"No Irish band has ever attempted anything as ambitious as Ghostown, and no one ever will. Why should it? It has been done and, like Pet Sounds, it's a monument forever."
- George Byrne, Sunday Times, 1998
Strumpet City in the sunset
Suckling the bastard brats of Scot, of Englishry, of Huguenot
Brave sons breaking from the womb, wild sons fleeing from their Mother.
- The Old Lady Says No! by Denis Johnston, 1928. The actor playing Robert Emmet takes a blow to the head and imagines himself wandering in 20th Century Dublin.
"It's a monumental achievement......possibly the most significant Irish rock album ever.....it's greatness lies partly in the fact that it's not purely dismissive, that it explores aspects of what it's challenging and in doing so discovers a language which is all the more moving for the associations it evokes"
- Niall Stokes, Hot Press 1979
How Many! said Mr Bloom. All these here once walked round Dublin. Faithful departed. As you are now so once were we.
- Leopold Bloom in Hades: Patrick Dignam's funeral. (James Joyce, 1922)
"If Ghostown was hardly Dublin in the rare oul' time, it never used grim music to describe the grimy streets and minds. Because everyone who cherished this LP knew its steepling choruses also counted both ours and the Radiators' means of exorcism."
- Bill Graham, sleeve note to the 1989 10th Anniversary edition.
".....For the Irish have not the heart to baptize their children completely, they want to preserve just a little paganism and whereas a child is normally completely immersed, they keep his right arm out of the water so that in afterlife he can grasp a sword and hold a girl in his arm."

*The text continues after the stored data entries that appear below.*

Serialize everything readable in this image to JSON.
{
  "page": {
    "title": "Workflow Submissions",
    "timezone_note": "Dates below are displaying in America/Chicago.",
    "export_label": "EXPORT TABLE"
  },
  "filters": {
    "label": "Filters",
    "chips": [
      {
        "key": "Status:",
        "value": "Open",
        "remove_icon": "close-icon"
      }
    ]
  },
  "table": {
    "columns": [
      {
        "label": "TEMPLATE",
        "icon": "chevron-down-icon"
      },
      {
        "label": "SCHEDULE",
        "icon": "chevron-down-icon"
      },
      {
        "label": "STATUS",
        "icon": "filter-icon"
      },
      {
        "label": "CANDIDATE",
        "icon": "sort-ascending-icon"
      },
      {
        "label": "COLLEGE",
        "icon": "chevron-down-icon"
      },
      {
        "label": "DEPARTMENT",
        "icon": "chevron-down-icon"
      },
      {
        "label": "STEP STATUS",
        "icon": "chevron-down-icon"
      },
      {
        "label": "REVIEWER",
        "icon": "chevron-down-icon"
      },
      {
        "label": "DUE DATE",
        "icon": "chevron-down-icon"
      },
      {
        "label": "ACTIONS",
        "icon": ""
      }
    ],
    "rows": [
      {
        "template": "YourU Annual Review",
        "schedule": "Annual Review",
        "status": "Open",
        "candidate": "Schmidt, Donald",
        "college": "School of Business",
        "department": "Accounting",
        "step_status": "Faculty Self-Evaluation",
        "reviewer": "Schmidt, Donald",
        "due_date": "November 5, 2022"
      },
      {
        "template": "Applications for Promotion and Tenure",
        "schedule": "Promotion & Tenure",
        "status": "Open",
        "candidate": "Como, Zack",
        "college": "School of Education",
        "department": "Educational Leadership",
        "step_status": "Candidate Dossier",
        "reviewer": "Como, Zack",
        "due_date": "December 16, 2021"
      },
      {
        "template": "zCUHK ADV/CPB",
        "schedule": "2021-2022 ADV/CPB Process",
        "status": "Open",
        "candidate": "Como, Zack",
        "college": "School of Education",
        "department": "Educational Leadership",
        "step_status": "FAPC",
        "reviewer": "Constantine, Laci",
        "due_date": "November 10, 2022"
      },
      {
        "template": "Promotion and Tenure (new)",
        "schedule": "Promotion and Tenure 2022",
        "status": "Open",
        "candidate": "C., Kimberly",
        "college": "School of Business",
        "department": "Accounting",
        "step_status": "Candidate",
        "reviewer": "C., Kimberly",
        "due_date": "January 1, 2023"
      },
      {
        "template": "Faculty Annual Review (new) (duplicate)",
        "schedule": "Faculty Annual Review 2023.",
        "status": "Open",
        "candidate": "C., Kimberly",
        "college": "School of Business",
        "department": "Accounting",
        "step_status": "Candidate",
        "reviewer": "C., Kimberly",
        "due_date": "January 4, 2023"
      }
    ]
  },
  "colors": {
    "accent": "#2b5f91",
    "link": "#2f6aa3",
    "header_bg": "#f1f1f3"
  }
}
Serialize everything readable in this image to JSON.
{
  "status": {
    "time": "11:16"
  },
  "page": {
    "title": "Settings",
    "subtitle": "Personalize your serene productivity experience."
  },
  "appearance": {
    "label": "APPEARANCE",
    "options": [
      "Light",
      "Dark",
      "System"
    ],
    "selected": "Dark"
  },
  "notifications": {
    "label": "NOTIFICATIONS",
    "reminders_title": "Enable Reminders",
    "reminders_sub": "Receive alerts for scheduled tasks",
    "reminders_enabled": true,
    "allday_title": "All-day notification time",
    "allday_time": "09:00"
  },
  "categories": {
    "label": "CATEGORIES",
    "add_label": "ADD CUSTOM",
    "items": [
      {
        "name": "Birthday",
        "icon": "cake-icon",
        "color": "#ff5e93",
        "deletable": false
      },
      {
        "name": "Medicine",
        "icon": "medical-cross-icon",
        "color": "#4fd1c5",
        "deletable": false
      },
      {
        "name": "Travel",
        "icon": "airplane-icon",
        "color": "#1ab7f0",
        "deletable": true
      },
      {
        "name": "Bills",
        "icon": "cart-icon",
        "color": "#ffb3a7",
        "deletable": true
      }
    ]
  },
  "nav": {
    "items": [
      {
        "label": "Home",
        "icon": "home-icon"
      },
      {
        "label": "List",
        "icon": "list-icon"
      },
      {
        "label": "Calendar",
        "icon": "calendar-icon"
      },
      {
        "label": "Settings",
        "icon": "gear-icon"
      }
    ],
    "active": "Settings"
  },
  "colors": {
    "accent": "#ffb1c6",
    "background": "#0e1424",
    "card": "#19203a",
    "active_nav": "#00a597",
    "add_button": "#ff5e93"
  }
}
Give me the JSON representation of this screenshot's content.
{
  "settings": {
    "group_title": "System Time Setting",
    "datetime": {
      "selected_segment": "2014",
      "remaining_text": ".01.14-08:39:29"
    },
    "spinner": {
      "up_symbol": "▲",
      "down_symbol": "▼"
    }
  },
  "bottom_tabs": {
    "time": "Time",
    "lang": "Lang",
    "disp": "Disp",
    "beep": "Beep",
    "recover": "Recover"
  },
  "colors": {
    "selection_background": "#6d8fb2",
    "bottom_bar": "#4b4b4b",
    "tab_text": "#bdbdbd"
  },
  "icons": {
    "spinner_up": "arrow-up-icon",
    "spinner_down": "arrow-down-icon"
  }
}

- Soren Kierkegaard, Journal, 1840
"........But mostly, like all the best Irish rock records, it's about death, lowdown dirty sex and feeds of drink. I can't say if the record cured us of any of this, but at least we're still here. And it is a little disconcerting that 27 years later, an album treating the ghosts of Dublin past as if they are time-travellers in an episode of Star Trek, should now have its own ghosts - Agnes Bernelle, Bill Graham, Johnny Byrne, Ruan O'Lochlainn, Charlie Maclennan, Phil Lynnot, Dermod O'Meara, Peter Owens, Paul Verner, John Borrowman......so many more.....threaded into the fabric. That doesn't occur to you when you're 21."